November 17, 2007 in Sports

Hornets deny Eagles crown

By The Spokesman-Review
 
Dan Pelle photo

EWU’s Hayley Hills, right, sails above the net to score against Sacramento’s Maddison Thivierge.
(Full-size photo)

Everything was going according to plan for the Eastern Washington University volleyball team. The Eagles won the first game and maintained a small lead late in the second game.

And then?

“And then we remembered we’re a young team, oh, my gosh,” EWU interim coach Irene Matlock said.

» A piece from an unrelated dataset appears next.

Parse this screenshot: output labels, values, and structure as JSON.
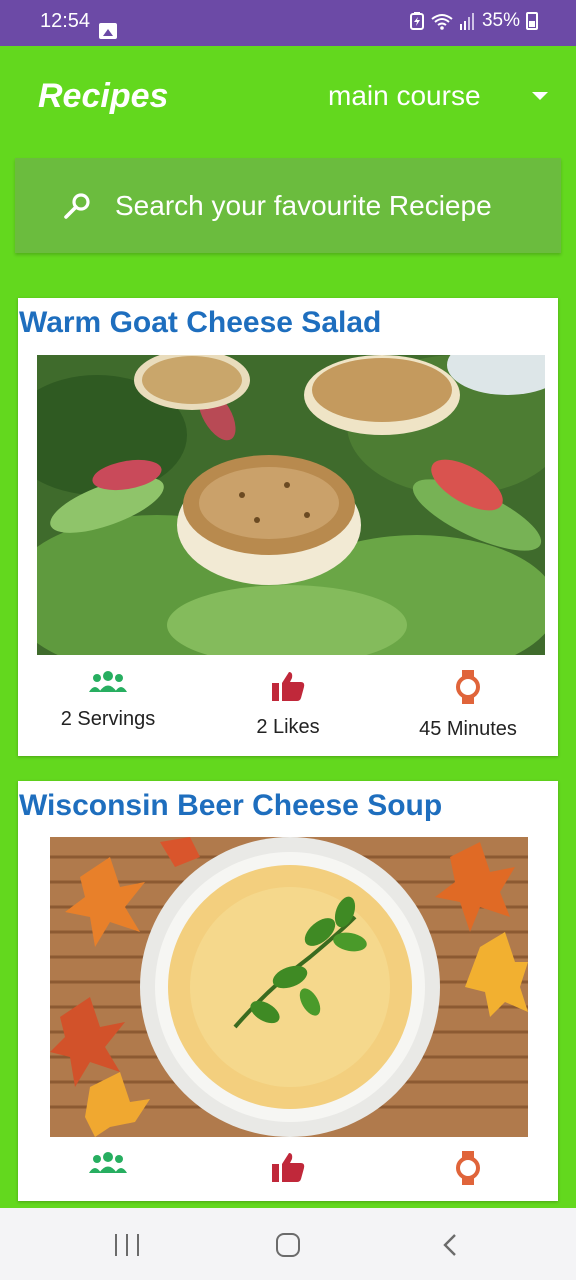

Not the ideal trait to exhibit against a seasoned team like Sacramento State, which rallied to pull out the second game and completely dominated the next two for a 24-30, 30-28, 30-11, 30-17 victory Friday in front of a season-high crowd of 1,072 at Reese Court.

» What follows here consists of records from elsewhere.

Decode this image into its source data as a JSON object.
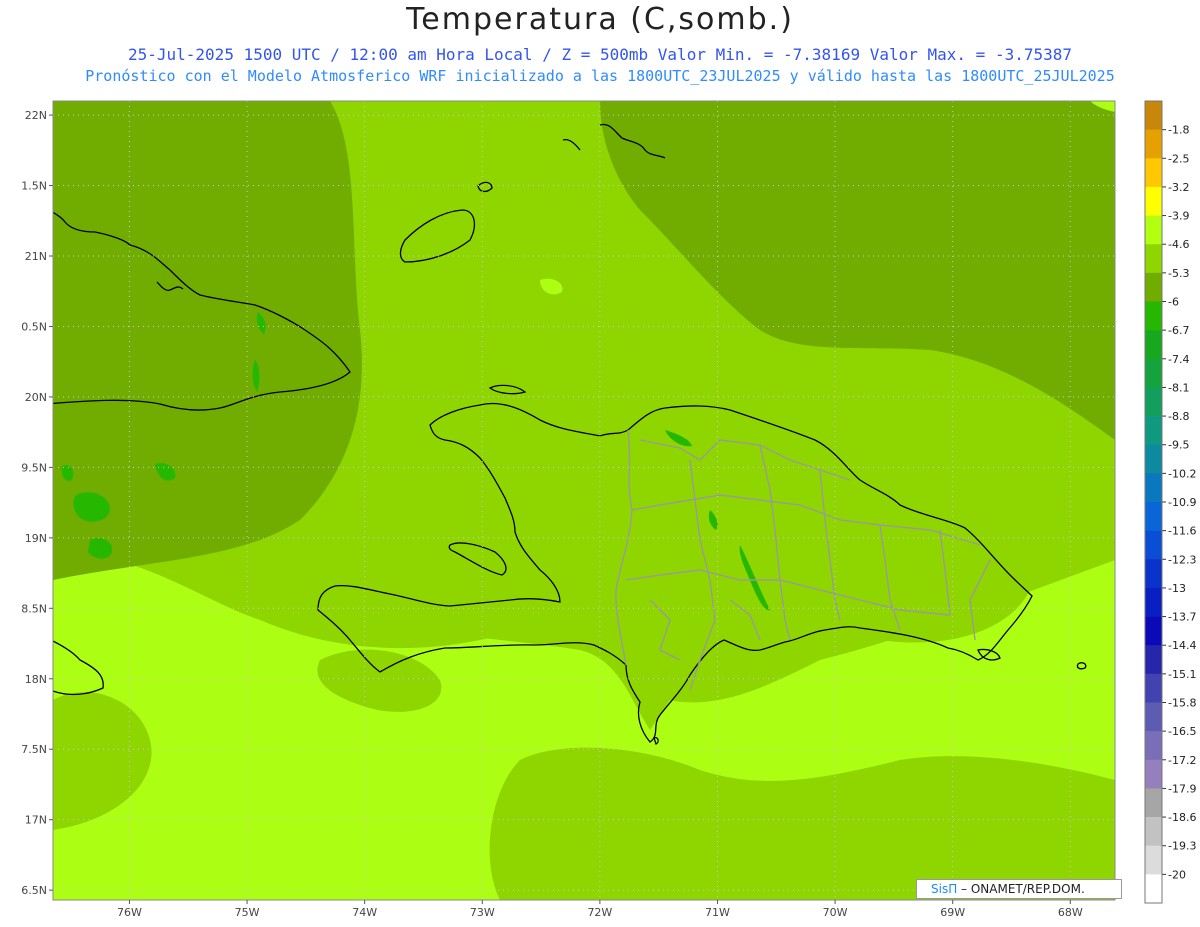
{
  "header": {
    "title": "Temperatura (C,somb.)",
    "subtitle1": "25-Jul-2025  1500 UTC / 12:00 am Hora Local / Z = 500mb  Valor Min. = -7.38169  Valor Max. = -3.75387",
    "subtitle2": "Pronóstico con el Modelo Atmosferico WRF inicializado a las 1800UTC_23JUL2025 y válido hasta las  1800UTC_25JUL2025"
  },
  "axes": {
    "y_ticks": [
      {
        "label": "22N",
        "lat": 22.0
      },
      {
        "label": "1.5N",
        "lat": 21.5
      },
      {
        "label": "21N",
        "lat": 21.0
      },
      {
        "label": "0.5N",
        "lat": 20.5
      },
      {
        "label": "20N",
        "lat": 20.0
      },
      {
        "label": "9.5N",
        "lat": 19.5
      },
      {
        "label": "19N",
        "lat": 19.0
      },
      {
        "label": "8.5N",
        "lat": 18.5
      },
      {
        "label": "18N",
        "lat": 18.0
      },
      {
        "label": "7.5N",
        "lat": 17.5
      },
      {
        "label": "17N",
        "lat": 17.0
      },
      {
        "label": "6.5N",
        "lat": 16.5
      }
    ],
    "x_ticks": [
      {
        "label": "76W",
        "lon": -76
      },
      {
        "label": "75W",
        "lon": -75
      },
      {
        "label": "74W",
        "lon": -74
      },
      {
        "label": "73W",
        "lon": -73
      },
      {
        "label": "72W",
        "lon": -72
      },
      {
        "label": "71W",
        "lon": -71
      },
      {
        "label": "70W",
        "lon": -70
      },
      {
        "label": "69W",
        "lon": -69
      },
      {
        "label": "68W",
        "lon": -68
      }
    ],
    "lat_range": [
      16.43,
      22.1
    ],
    "lon_range": [
      -76.65,
      -67.62
    ]
  },
  "colorbar": {
    "levels": [
      {
        "label": "-1.8",
        "color": "#c8860a"
      },
      {
        "label": "-2.5",
        "color": "#e6a000"
      },
      {
        "label": "-3.2",
        "color": "#ffc800"
      },
      {
        "label": "-3.9",
        "color": "#ffff00"
      },
      {
        "label": "-4.6",
        "color": "#b3ff12"
      },
      {
        "label": "-5.3",
        "color": "#8fd600"
      },
      {
        "label": "-6",
        "color": "#70ad00"
      },
      {
        "label": "-6.7",
        "color": "#26b800"
      },
      {
        "label": "-7.4",
        "color": "#18a81e"
      },
      {
        "label": "-8.1",
        "color": "#14a33c"
      },
      {
        "label": "-8.8",
        "color": "#129e5c"
      },
      {
        "label": "-9.5",
        "color": "#0f9981"
      },
      {
        "label": "-10.2",
        "color": "#0d8aa0"
      },
      {
        "label": "-10.9",
        "color": "#0a78bf"
      },
      {
        "label": "-11.6",
        "color": "#0a66d6"
      },
      {
        "label": "-12.3",
        "color": "#0a4ed6"
      },
      {
        "label": "-13",
        "color": "#0a33cc"
      },
      {
        "label": "-13.7",
        "color": "#0a1fc2"
      },
      {
        "label": "-14.4",
        "color": "#0a0ab8"
      },
      {
        "label": "-15.1",
        "color": "#2626ad"
      },
      {
        "label": "-15.8",
        "color": "#4242b0"
      },
      {
        "label": "-16.5",
        "color": "#5c5cb3"
      },
      {
        "label": "-17.2",
        "color": "#7a6eb8"
      },
      {
        "label": "-17.9",
        "color": "#9580bd"
      },
      {
        "label": "-18.6",
        "color": "#a6a6a6"
      },
      {
        "label": "-19.3",
        "color": "#c2c2c2"
      },
      {
        "label": "-20",
        "color": "#dcdcdc"
      },
      {
        "label": "",
        "color": "#ffffff"
      }
    ]
  },
  "field_colors": {
    "light": "#acff12",
    "mid": "#8fd600",
    "dark": "#70ad00",
    "green": "#26b800",
    "deep": "#18a81e"
  },
  "credit": {
    "brand": "SisΠ",
    "text": " – ONAMET/REP.DOM."
  }
}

EWU needed a win to earn a share of the championship. Instead, the Eagles (14-14, 12-4 Big Sky) will be the third seed in the Big Sky tournament next week in Sacramento and will face Montana or Northern Arizona in its opening match. Sacramento State (26-6, 13-2) earned its third straight Big Sky title and can win an outright championship if it defeats Portland State (19-7, 12-3) tonight. The Hornets and Vikings have first-round tournament byes.

After taking a 28-26 lead in the second game, EWU was outscored 64-28 the rest of the way.

“There’s actually a term for this – regression to the mean,” Matlock said. “It’s a math term. We’ve been playing at this (high) level and then all of sudden we have this incredible pressure, historic pressure, and we dropped to our average instead of playing up here. It’s unfortunate, but it’s a lesson to be learned.”

While EWU regressed, Sacramento State soared. The Hornets’ hitting percentages went from .041 to .151 to .448 to .359.

“The first game we passed their serve so poorly we couldn’t even set our middles and it put a lot of pressure on our outsides,” said coach Debby Colberg, who will retire after the season, concluding a distinguished 32-year career at Sacramento State. “At the break (following the second game) we talked that we were just going to have to do that better and they did. And then we served really well and that kept them off balance. When you do that, it makes it easy to block because you can predict who the ball is going to be set to.”

Early on, it was EWU that dominated. Ashley Cook, Hayley Hills and Jacque Brown combined for 15 kills in the first game. On one telling point, Mandy Daniels had a great dig and Ashley Hamilton’s pancake dig led to a kill by Brown. Cook’s kill down the line sealed a 30-24 win.

“We played as a team – there was chemistry there,” Hills said.

EWU fell behind in the second game, but surged in front on consecutive kills by Cook and Hills. Hamilton won a joust at the net, giving EWU a 28-26 lead, but the Hornets ran off the next four points.

“I think we were too confident,” said Hills, who finished with a team-high 17 kills. “When the score is 28-26, there’s not a lot of time left and you have to push and finish when it counts. I think we let a lot of balls drop and we hoped for a lot of balls to be out. Instead of following the line and chasing it, we were like, ‘Please let this ball be out.’ ”

Sacramento State cruised in the next two games. EWU’s 11 points in the third game matched its lowest output of the season.

Missie Stidham, after a rocky start, rebounded to lead Sacramento State with 22 kills. Jennifer Ferguson added 15 kills and Lindsay Haupt chipped in 12 kills and 11 blocks. Sacramento State had 17 blocks to EWU’s three.

EWU has made a habit of comebacks and five-game victories, but the Hornets wanted no part of it.

“It was certainly going through my mind,” Colberg said. “On the bench after the third game, I said to my assistant, ‘It’s either win in four or lose in five.’ ”

The Eagles saw their eight-match winning streak end, but they hope to get another crack at the Hornets next week. Matlock reminded her team of its impressive run through the Big Sky after starting the season 1-9.

“If you reflect back on conference play, they’ve done a fabulous job,” Matlock said. “They were in the hunt – how good is that? They’ve done a great job, especially from where we started.

“They’re feeling really bad and they shouldn’t because they’ve played incredibly well through conference play. And we have to be pleased with that.”